Manufacturers are continuing to struggle from increasing costs of borrowing, despite low interest rates, and have benefitted little from quantitative easing measures, according to a survey released today.
EEF, the manufacturer’ organisation, says 45 per cent of firms reported a significant or moderate increase in the cost of finance in the past two months, up from just over 37 per cent in the first quarter. The proportion of firms reporting a reduction in the availability of new lines of borrowing fell from 49 per cent to 42 per cent but only 4 per cent of companies had seen an improvement. In addition more companies (39 per cent) reported an increase in the fees on existing borrowing – up from 34 per cent in the first quarter and 27 per cent at the end of last year.
“Despite interest rates falling to a historically low level and the efforts to free credit markets so far, manufacturers are seeing few benefits,” said Steve Radley, chief economist at EEF. “It is important that the Bank continues with its quantitative easing programme to prevent higher borrowing costs weakening the recovery we hope to see later in the year.”

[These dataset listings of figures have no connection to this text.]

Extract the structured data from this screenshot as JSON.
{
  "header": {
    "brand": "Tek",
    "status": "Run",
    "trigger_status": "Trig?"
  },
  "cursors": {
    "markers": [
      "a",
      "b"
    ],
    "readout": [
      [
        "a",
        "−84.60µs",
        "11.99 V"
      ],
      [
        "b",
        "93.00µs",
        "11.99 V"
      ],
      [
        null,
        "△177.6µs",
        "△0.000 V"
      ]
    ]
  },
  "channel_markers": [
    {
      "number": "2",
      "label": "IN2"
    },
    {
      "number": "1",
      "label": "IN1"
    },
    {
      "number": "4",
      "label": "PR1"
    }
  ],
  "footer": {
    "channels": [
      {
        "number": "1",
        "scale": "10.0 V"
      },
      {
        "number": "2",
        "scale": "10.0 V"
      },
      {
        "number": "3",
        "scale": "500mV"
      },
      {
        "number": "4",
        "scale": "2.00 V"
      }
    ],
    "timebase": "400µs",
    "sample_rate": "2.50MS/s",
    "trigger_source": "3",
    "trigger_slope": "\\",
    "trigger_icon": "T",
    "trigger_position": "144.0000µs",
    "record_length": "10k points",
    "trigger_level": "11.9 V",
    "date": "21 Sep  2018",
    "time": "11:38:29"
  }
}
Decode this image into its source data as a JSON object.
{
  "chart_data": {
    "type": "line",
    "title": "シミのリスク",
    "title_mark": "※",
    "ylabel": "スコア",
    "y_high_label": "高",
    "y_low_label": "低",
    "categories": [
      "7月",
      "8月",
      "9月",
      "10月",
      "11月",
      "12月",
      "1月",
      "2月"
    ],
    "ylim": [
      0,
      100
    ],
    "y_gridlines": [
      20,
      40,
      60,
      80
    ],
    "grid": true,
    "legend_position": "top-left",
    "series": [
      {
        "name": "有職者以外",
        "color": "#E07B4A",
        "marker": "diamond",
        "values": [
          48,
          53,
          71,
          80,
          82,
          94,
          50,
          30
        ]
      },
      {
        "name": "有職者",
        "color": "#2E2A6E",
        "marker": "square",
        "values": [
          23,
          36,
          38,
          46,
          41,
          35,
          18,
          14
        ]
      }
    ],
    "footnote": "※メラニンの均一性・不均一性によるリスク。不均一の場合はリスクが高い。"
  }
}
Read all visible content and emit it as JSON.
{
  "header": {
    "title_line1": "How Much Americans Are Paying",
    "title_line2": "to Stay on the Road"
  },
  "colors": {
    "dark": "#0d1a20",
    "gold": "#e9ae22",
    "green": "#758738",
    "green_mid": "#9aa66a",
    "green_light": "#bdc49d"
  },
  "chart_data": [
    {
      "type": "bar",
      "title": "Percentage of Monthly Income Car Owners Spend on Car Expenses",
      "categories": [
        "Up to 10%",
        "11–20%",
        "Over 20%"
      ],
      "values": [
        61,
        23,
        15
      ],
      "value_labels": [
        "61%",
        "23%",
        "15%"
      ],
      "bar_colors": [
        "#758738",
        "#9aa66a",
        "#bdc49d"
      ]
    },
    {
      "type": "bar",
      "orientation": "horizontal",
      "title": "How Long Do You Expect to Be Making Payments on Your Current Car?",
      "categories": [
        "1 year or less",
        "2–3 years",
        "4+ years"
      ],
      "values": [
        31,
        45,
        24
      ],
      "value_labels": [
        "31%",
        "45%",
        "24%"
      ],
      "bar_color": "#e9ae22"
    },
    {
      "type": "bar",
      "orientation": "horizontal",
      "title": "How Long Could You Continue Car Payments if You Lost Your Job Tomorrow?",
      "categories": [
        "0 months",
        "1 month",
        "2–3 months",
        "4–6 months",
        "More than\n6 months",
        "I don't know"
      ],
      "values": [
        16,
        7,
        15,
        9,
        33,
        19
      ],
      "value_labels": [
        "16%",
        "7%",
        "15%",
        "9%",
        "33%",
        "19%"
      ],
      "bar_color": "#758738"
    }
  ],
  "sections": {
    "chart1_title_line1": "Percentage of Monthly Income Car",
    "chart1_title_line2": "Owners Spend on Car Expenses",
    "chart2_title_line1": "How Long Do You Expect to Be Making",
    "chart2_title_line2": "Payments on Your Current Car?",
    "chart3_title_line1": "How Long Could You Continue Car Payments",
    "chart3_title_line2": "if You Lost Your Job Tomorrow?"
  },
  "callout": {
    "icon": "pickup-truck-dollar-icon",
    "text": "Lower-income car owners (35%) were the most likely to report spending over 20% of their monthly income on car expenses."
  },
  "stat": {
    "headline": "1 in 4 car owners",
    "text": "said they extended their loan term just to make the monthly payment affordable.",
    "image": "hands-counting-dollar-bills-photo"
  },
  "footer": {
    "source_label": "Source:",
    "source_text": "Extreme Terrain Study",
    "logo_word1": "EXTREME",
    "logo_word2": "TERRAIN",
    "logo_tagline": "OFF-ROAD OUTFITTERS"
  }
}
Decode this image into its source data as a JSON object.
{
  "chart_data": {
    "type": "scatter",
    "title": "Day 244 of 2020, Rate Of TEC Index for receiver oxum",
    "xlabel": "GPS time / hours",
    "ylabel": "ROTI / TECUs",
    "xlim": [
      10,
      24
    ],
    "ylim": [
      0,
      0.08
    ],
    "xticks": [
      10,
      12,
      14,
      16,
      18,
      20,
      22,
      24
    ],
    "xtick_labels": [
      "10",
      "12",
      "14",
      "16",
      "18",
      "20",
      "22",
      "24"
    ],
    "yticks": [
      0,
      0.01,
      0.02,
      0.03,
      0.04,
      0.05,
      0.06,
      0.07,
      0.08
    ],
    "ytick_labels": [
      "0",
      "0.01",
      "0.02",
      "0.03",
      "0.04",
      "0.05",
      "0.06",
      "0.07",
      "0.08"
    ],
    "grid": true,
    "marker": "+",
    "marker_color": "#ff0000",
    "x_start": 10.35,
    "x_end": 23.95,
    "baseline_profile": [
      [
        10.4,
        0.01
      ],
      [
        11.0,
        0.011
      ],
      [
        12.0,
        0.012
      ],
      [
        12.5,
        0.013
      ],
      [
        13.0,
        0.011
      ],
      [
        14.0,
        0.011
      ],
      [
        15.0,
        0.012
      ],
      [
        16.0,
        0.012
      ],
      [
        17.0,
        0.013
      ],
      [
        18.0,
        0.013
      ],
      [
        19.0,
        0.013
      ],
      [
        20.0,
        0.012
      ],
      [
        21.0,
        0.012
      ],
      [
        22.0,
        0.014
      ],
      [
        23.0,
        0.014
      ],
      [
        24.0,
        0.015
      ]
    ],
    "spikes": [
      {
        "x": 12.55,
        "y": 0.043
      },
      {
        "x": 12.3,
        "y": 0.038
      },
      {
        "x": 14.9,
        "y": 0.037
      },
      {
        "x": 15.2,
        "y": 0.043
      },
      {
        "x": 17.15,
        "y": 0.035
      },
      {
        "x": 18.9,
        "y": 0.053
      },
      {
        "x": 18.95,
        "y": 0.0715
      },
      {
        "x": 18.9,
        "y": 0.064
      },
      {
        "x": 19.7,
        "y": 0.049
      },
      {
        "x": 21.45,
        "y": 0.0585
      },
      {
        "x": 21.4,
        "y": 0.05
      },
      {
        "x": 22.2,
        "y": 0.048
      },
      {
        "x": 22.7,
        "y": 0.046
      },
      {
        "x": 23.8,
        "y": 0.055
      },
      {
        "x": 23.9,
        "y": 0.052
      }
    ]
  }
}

Almost 70% of companies had seen access to credit insurance either withdrawn or reduced in the last two months, throwing even more importance on the success of government’s recently announced credit insurance top up scheme.
“Our survey shows that credit insurance is a major issue for many manufacturers,” added Radley. “The government will need to keep a very close eye on whether its top -up scheme is working and take action if the number of firms reporting problems does not go down.”